Regulations to Increase Energy Efficiency in New Federal Buildings

The U.S. Department of Energy (DOE) has established regulations that require new federal buildings to achieve at least 30 percent greater energy efficiency over prevailing building codes. Mandated by the Energy Policy Act of 2005 (EPAct), these standards apply to new federal commercial and multi-family high-rise residential buildings, as well as new federal low-rise residential buildings designed for construction that began on or after Jan. 3, 2007.

These standards are also 40 percent more efficient than the current Code of Federal Regulations (CFR) and carry out portions of President Bush's Executive Order (EO #13423), announced earlier this year, which directed federal agencies to reduce energy intensity and greenhouse gas emissions; substantially increase use and efficiency of renewable energy technologies; and adopt sustainable design practices.

"Dramatically elevating building efficiency standards to these unprecedented levels substantially transforms the way the federal government manages and uses energy," said Andy Karsner, DOE assistant secretary for Energy Efficiency and Renewable Energy. "These standards contribute to sound and stable efficiency policy that will yield real, substantive energy savings and reduction in greenhouse gas emissions."

Over the course of the next 10 years, these standards are estimated to save taxpayers $776 million dollars (in 2004 dollars) and more than 40 trillion British thermal units of energy, while reducing emissions by an estimated 2 million metric tons of carbon dioxide. Specifically, these standards replace existing Federal building energy efficiency standards found in 10 CFR Part 434 (for commercial and high-rise multi-family residential buildings) and 10 CFR Part 435 Subpart C (for low-rise residential buildings).

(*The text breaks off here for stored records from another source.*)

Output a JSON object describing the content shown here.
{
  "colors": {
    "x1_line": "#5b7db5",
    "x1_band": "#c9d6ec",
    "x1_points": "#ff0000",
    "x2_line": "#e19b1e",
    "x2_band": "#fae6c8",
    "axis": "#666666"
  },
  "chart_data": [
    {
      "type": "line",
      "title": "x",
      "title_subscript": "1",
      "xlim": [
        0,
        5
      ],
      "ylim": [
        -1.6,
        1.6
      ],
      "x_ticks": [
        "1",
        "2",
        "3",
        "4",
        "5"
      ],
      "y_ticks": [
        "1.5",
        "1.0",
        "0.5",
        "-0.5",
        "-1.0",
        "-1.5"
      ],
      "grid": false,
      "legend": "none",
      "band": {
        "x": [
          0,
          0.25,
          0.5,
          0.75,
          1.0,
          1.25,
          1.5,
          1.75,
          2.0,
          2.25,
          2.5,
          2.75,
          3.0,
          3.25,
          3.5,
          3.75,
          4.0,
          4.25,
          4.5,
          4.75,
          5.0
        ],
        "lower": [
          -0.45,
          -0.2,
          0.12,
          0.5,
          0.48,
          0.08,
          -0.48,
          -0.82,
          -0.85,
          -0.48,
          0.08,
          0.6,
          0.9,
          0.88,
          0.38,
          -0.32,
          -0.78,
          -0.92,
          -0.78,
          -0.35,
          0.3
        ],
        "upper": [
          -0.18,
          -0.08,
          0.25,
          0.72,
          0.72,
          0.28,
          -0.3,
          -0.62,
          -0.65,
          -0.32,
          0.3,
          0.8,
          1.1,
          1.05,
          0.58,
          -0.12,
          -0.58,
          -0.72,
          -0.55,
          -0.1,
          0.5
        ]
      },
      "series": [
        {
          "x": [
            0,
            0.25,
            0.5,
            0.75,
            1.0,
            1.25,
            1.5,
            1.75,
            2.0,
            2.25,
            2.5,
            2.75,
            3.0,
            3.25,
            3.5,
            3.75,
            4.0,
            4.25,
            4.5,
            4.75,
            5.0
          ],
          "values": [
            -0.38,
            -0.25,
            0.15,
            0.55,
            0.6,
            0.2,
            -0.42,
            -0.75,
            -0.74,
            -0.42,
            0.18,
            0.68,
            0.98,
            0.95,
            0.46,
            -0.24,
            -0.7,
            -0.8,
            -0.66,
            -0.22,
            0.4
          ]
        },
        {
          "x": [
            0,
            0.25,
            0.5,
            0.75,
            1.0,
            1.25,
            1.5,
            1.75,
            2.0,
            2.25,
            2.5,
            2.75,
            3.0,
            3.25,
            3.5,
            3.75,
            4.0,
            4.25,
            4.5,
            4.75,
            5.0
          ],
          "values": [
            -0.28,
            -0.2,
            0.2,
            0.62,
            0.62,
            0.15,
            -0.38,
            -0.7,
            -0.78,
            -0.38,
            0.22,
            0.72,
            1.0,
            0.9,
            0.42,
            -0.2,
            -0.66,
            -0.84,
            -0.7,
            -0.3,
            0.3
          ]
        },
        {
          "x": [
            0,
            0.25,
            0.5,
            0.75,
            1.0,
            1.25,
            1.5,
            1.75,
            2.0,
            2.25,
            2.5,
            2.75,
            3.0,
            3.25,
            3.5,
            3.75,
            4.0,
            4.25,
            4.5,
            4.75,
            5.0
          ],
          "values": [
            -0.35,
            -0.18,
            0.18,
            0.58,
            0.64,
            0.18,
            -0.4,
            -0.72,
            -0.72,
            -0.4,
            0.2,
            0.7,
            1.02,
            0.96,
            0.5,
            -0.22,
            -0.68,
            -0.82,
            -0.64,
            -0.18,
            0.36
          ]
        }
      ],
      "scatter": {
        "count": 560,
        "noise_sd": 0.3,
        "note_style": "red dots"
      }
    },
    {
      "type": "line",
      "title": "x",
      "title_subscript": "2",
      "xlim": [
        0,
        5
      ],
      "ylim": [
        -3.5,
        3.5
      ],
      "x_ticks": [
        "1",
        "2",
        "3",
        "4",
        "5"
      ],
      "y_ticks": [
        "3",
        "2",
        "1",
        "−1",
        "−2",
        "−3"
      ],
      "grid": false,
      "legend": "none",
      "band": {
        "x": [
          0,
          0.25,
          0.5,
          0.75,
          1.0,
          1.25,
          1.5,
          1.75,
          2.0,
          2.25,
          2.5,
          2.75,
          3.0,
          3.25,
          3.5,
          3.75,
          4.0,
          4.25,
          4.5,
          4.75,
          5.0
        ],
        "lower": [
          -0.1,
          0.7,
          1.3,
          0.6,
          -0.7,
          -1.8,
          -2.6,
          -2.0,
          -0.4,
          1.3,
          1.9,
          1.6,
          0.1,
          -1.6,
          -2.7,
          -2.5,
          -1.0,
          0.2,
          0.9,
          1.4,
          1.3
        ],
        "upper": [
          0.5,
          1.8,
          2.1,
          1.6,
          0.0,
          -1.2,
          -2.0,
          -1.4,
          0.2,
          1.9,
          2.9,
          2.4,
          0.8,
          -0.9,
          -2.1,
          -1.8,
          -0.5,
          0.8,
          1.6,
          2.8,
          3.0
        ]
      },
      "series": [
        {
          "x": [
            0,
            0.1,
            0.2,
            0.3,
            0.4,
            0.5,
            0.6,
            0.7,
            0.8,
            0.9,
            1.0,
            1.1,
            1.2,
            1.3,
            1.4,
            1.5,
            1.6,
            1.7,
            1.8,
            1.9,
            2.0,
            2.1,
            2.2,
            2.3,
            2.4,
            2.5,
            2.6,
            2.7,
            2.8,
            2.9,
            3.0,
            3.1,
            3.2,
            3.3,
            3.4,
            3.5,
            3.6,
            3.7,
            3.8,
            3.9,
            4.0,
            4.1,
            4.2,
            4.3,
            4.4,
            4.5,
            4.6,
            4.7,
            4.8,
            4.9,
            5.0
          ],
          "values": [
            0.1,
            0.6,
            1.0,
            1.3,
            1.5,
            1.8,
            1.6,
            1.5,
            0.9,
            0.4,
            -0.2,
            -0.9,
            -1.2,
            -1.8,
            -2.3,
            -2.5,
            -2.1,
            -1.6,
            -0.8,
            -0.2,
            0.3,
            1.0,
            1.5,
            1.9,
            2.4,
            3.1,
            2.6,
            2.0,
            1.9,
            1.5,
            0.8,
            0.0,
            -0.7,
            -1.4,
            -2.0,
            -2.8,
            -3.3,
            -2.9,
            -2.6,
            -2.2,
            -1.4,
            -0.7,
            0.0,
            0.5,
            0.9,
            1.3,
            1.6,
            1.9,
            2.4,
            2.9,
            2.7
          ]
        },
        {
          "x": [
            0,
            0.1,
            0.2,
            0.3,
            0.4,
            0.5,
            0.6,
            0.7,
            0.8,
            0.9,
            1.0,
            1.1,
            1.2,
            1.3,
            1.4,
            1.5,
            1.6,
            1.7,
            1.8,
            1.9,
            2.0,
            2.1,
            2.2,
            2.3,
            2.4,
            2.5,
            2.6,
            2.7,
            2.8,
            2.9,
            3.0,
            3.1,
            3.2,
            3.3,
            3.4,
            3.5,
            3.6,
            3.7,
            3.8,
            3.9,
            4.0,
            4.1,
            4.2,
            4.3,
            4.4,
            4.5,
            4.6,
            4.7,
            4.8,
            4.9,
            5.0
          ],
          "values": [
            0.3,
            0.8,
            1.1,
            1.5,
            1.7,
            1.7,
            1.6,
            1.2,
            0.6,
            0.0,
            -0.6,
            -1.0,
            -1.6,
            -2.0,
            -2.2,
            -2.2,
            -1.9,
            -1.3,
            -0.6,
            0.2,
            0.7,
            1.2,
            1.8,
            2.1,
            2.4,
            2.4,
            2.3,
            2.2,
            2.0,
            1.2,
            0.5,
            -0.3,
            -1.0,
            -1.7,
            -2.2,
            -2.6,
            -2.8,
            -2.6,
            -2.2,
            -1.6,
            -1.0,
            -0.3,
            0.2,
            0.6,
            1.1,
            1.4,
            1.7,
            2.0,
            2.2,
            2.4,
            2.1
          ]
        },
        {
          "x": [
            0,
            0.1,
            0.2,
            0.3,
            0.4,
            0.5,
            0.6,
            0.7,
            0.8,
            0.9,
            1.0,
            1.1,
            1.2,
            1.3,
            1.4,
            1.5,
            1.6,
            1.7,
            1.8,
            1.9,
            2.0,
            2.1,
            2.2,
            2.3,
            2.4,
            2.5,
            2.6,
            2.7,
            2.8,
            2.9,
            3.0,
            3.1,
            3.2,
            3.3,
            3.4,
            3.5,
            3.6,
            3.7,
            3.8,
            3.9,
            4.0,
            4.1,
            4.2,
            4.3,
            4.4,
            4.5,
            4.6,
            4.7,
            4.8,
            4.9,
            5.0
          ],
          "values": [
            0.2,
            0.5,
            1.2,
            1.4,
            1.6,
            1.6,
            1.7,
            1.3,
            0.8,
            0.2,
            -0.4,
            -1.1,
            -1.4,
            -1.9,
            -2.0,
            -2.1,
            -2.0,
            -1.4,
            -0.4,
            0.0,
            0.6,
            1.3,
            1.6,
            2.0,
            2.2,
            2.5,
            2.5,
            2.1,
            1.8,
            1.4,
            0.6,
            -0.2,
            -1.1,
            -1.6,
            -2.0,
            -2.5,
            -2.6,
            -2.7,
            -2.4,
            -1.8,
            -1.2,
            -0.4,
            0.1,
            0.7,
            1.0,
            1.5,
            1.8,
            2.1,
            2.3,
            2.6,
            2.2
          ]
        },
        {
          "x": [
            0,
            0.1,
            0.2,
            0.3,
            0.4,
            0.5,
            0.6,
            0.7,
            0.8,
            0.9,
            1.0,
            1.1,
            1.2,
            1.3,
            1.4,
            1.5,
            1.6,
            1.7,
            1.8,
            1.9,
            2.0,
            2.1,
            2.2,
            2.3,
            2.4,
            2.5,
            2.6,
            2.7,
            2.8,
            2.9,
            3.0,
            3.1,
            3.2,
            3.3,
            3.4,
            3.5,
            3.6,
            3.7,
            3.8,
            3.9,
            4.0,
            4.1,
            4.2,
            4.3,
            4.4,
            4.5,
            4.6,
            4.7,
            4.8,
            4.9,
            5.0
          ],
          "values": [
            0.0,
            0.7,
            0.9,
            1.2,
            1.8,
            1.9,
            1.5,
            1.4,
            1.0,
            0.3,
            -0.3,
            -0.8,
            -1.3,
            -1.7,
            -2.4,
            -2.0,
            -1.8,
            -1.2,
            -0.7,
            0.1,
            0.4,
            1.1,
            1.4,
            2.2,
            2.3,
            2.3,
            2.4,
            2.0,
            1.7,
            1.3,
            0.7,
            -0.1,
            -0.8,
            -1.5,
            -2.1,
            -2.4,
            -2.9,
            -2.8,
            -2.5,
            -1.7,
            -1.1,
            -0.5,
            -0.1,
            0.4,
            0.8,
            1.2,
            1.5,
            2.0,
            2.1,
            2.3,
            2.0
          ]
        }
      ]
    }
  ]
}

These new standards are based on the American National Standards Institute/American Society of Heating, Refrigerating, and Air-Conditioning Engineers/Illuminating Engineering Society of North America Standard 90.1-2004 for commercial and high-rise multi-family residential buildings and the 2004 version of the International Code Council (ICC) International Energy Conservation Code (IECC) for low-rise residential buildings.